If a Court Decides That a Document Deserves Work Product Protection, Should the Court Also Deal With a Privilege Claim?

January 31, 2018

Wise lawyers always consider both attorney-client privilege and work product protection when withholding a document or testimony.  Privilege protection is absolute but fragile.  Work product protection is qualified but robust.  Judges sometimes short circuit the review process by examining only one of the two possible protections.

In Western Challenger, LLC v. DNV GL Group, the court held that emails plaintiff withheld from discovery deserved work product protection, so “the Court need not decide whether the emails are also subject to the attorney-client privilege.”  Case No. C16-0915-JCC, 2017 U.S. Dist. LEXIS 182249, at *3 (W.D. Wash.
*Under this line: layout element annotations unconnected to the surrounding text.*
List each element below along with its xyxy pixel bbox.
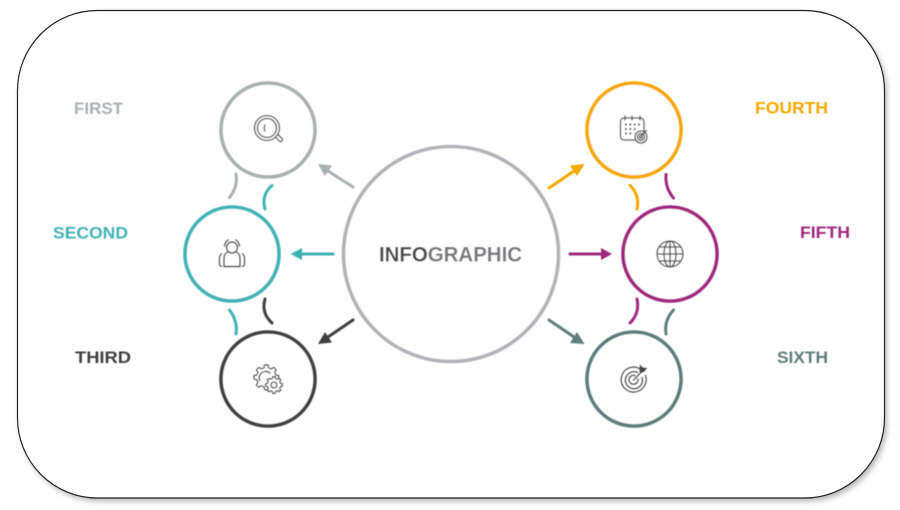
- node: third: [221, 332, 315, 426]
- label: fourth: FOURTH: [755, 98, 828, 118]
- label: first: FIRST: [74, 99, 124, 118]
- node: fourth: [587, 83, 681, 177]
- title: INFOGRAPHIC: [379, 244, 522, 266]
- arrow: to first: [318, 164, 353, 187]
- icon: gears: [254, 365, 282, 393]
- icon: target: [621, 366, 646, 392]
- label: fifth: FIFTH: [800, 223, 850, 242]
- arrow: to third: [318, 320, 353, 344]
- icon: calendar with target: [620, 116, 647, 143]
- node: second: [185, 207, 279, 301]
- arrow: to sixth: [549, 320, 584, 344]
- icon: magnifier: [254, 116, 282, 142]
- node: sixth: [587, 332, 681, 426]
- connector arcs: [230, 174, 674, 334]
- arrow: to fourth: [549, 164, 584, 188]
- label: third: THIRD: [75, 348, 131, 367]
- diagram: [53, 83, 850, 426]
- label: sixth: SIXTH: [777, 348, 828, 367]
- icon: people: [220, 240, 244, 266]
- node: fifth: [623, 207, 717, 301]
- arrow: to fifth: [570, 248, 612, 260]
- central circle: [344, 146, 558, 362]
- icon: globe: [657, 241, 683, 267]
- node: first: [221, 83, 315, 177]
- label: second: SECOND: [53, 224, 128, 242]
- arrow: to second: [290, 248, 333, 260]
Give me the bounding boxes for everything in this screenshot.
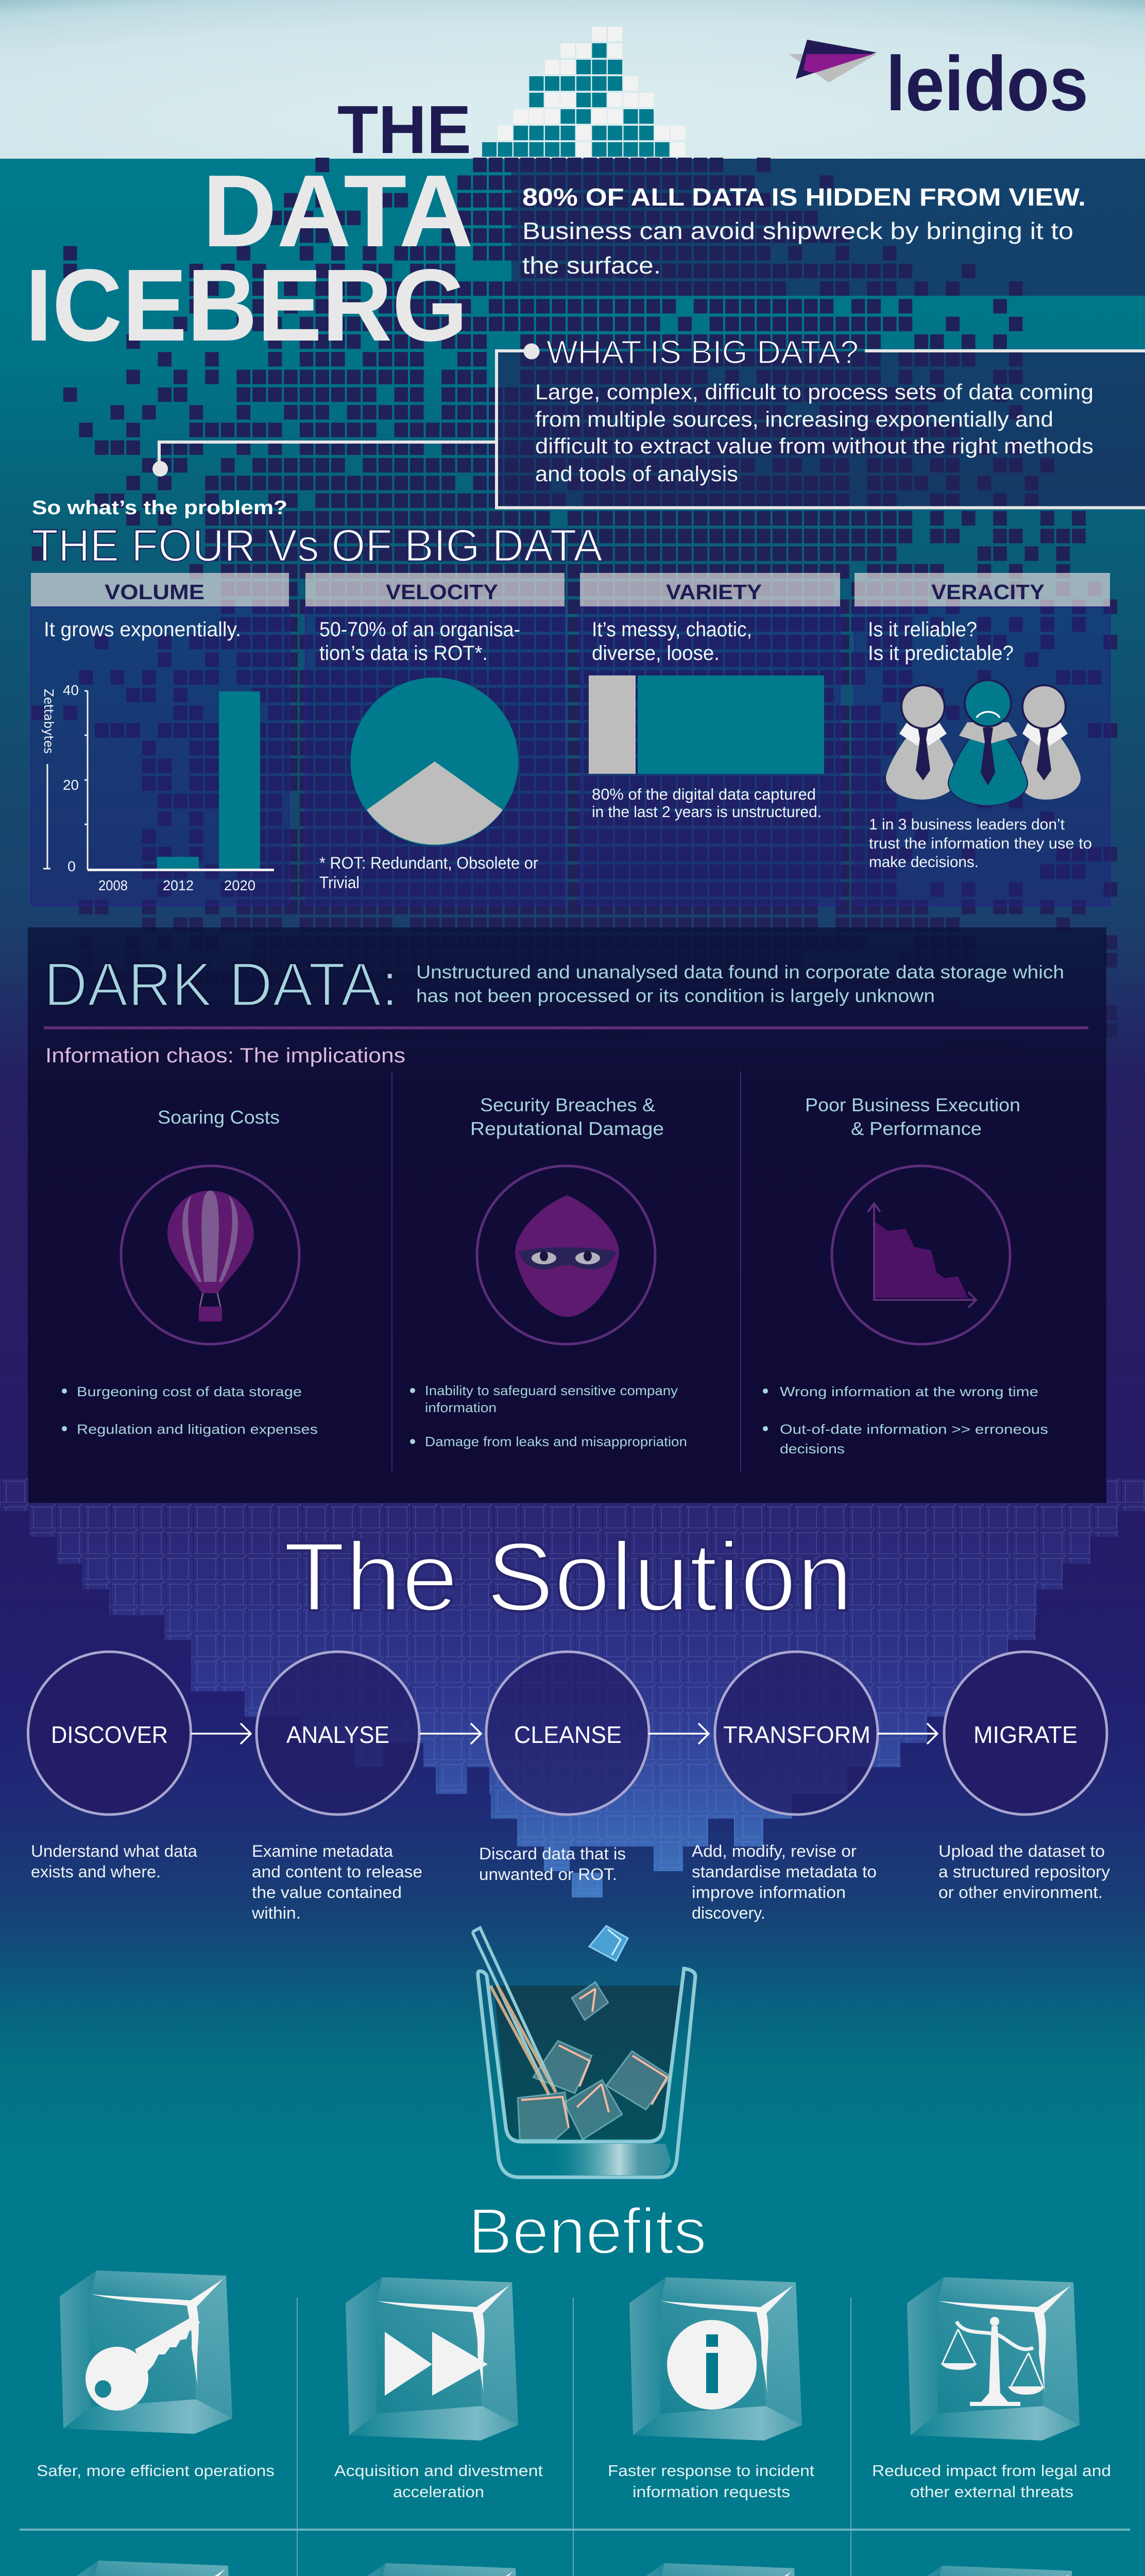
arrow: discover to analyse (191, 1723, 251, 1744)
column: poor execution (763, 1094, 1048, 1456)
process step: cleanse: CLEANSE (514, 1721, 622, 1748)
text block: analyse description: and content to release (252, 1862, 422, 1881)
text block: migrate description (938, 1842, 1110, 1902)
bar chart: zettabytes growth: 2012 (163, 877, 194, 893)
panel: veracity: Is it predictable? (868, 642, 1014, 665)
straw (472, 1928, 556, 2095)
title: THE: THE (337, 92, 471, 167)
submerged data grid mosaic (32, 158, 1119, 1059)
panel: velocity: 50-70% of an organisa- (319, 618, 520, 641)
submerged iceberg of ice cubes (0, 1479, 1145, 1897)
heading: what is big data: WHAT IS BIG DATA? (546, 334, 859, 370)
column: soaring costs (62, 1107, 318, 1437)
bar chart: zettabytes growth (41, 682, 274, 893)
text block: discover description: Understand what data (31, 1842, 197, 1860)
text block: big data definition: difficult to extract value from without the right methods (535, 434, 1093, 458)
benefit: safer operations: Safer, more efficient operations (37, 2462, 275, 2480)
text block: discover description: exists and where. (31, 1862, 161, 1881)
process step: transform: TRANSFORM (723, 1721, 870, 1748)
heading: benefits: Benefits (468, 2195, 707, 2267)
column: poor execution: decisions (780, 1441, 845, 1456)
benefit dividers (297, 2297, 851, 2576)
text block: hidden from view: Business can avoid shipwreck by bringing it to (522, 217, 1073, 244)
text block: migrate description: or other environment. (938, 1883, 1103, 1902)
column: poor execution: Out-of-date information >> erroneous (780, 1421, 1048, 1437)
logo: leidos: leidos (886, 40, 1088, 127)
panel: veracity: make decisions. (869, 854, 979, 871)
falling cube (589, 1926, 628, 1961)
text block: migrate description: Upload the dataset to (938, 1842, 1105, 1860)
benefit: faster response: information requests (633, 2483, 790, 2501)
benefit: reduced impact (872, 2277, 1111, 2501)
text block: big data definition: and tools of analysis (535, 462, 738, 486)
bar chart: zettabytes growth: 2008 (98, 877, 128, 893)
panel: what is big data background (497, 351, 1145, 507)
text block: dark data definition: Unstructured and unanalysed data found in corporate data storage which (416, 961, 1064, 982)
icon: business leaders (886, 680, 1081, 806)
bar chart: zettabytes growth: 0 (67, 858, 76, 874)
panel: velocity: tion’s data is ROT*. (319, 642, 488, 665)
title: ICEBERG: ICEBERG (25, 248, 468, 363)
text block: hidden from view: 80% OF ALL DATA IS HIDDEN FROM VIEW. (522, 184, 1086, 211)
column: security breaches: Reputational Damage (470, 1118, 664, 1139)
process step: analyse: ANALYSE (286, 1721, 389, 1748)
submerged cubes (518, 1982, 671, 2140)
stacked bar: unstructured share (589, 675, 824, 774)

Nov. 2, 2017).  If the court had stopped there, it would have left a gap in the appropriate analysis – because the defendant might later seek to overcome the qualified work product protection.  But the court combined its short circuit approach with its conclusion that defendants “do not meaningfully argue” that they could overcome plaintiff’s work product claim.  Id. at *3 n.1.

Some courts are not as thoughtful as this.  And some courts fail to analyze work product protection if they find that the privilege protects a withheld document.  That approach is also frequently inappropriate, because discovery might later show that the client disclosed the withheld document to a friendly third party – which would have waived the fragile privilege protection but not the robust work product protection.